Department of Orthopedic Surgery, Sapporo Medical University, Sapporo, Hokkaido, Japan.
Am J Sports Med. 2011 Oct;39(10):2226-32. doi: 10.1177/0363546511413455. Epub 2011 Jul 18.
Suture-button fixation for tibiofibular syndesmosis injuries is a relatively new surgical technique thought to provide semirigid dynamic stabilization. However, adequate information is still not available and there are controversies as to whether it provides enough fixation for syndesmosis injuries.
Optimally directed suture-button fixation brings physiologic dynamic stabilization of the ankle syndesmosis.
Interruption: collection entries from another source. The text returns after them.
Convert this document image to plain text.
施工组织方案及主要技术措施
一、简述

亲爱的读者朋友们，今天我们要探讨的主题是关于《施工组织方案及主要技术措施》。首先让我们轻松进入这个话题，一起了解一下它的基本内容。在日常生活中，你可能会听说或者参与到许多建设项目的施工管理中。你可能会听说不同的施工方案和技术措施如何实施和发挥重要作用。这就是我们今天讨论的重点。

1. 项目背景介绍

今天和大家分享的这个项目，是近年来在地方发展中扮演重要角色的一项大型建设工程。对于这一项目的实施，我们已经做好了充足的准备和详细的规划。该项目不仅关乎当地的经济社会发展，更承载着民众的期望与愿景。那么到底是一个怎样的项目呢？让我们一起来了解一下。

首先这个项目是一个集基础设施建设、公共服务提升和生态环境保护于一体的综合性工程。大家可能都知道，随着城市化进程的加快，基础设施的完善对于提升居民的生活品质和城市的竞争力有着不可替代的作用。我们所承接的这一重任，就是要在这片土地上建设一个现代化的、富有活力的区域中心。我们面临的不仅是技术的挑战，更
Controlled laboratory study.
Stabilization of the ankle syndesmosis fixed by a suture-button construct was examined using 6 normal fresh-frozen cadaver legs. After initial tests of intact and injured models, suture-button fixation and screw surgical techniques were performed sequentially for each specimen, with single suture-button fixation, double suture-button fixation, anatomic suture-button fixation, and metal screw. Anterior and medial traction forces, as well as external rotation force, were applied to the tibia; the diastasis of the syndesmosis and the rotational angle of the fibula related to the tibia were measured using a magnetic tracking system.
Each traction and rotation force significantly increased the diastasis and fibular rotational angles in the created injury models. With single fixation, the diastases increased significantly compared with the intact model with an anterior traction force (P < .001), a medial traction force (P = .005), and an external rotation force (P = .015). The fibular rotational angles increased significantly with a medial traction force (P = .005) and an external rotation force (P < .001). With double fixation, the diastases increased significantly with a medial traction force (P = .004) and an external rotation force (P = .012). The fibular rotational angles increased significantly with a medial traction force (P = .035) and an external rotation force (P = .002). With anatomic fixation, there were no significant differences compared with the intact model. With the metal screw, the diastases decreased significantly with an external rotation force (P = .037).
Neither single nor double fixation for syndesmosis injuries provided multidirectionally stabilizing syndesmosis. Anatomic fixation directed from the posterior cortex of the fibula to the anterolateral edge of the tibia allowed dynamic stabilization of intact cadaver specimens. The metal screw provided very rigid fixation.
Optimal direction of the suture button can provide adequate stabilization of the ankle and could benefit athletes with syndesmosis injuries.
用于胫腓联合损伤的缝合钉固定是一种相对较新的手术技术,被认为可提供半刚性动态稳定。然而,目前仍然缺乏充分的信息,并且对于它是否能为联合损伤提供足够的固定存在争议。
最佳定向缝合钉固定可实现踝关节联合的生理性动态稳定。
对照实验室研究。
使用 6 具正常新鲜冷冻尸体腿检查缝合钉构建物固定的踝关节联合的稳定性。在完整和损伤模型的初始测试后,对每个标本依次进行缝合钉固定和螺钉手术技术,包括单缝合钉固定、双缝合钉固定、解剖缝合钉固定和金属螺钉固定。在前侧和内侧牵引力以及外侧旋转力的作用下,胫骨被牵拉;使用磁跟踪系统测量联合的分离度和腓骨相对于胫骨的旋转角度。
在创建的损伤模型中,每种牵引和旋转力都会显著增加联合的分离度和腓骨的旋转角度。单固定时,与完整模型相比,在前侧牵引力(P <.001)、内侧牵引力(P =.005)和外侧旋转力(P =.015)下,分离度显著增加。当施加内侧牵引力(P =.005)和外侧旋转力(P <.001)时,腓骨的旋转角度显著增加。双固定时,当施加内侧牵引力(P =.004)和外侧旋转力(P =.012)时,分离度显著增加。当施加内侧牵引力(P =.035)和外侧旋转力(P =.002)时,腓骨的旋转角度显著增加。与完整模型相比,解剖固定时没有显著差异。当使用金属螺钉时,在施加外侧旋转力时(P =.037),分离度显著减小。
对于联合损伤,单固定或双固定均不能提供多方向稳定的联合。从腓骨后皮质到胫骨前外侧边缘定向的解剖固定允许对完整尸体标本进行动态稳定。金属螺钉提供了非常刚性的固定。
缝合钉的最佳方向可以为踝关节提供足够的稳定性,并可能使联合损伤的运动员受益。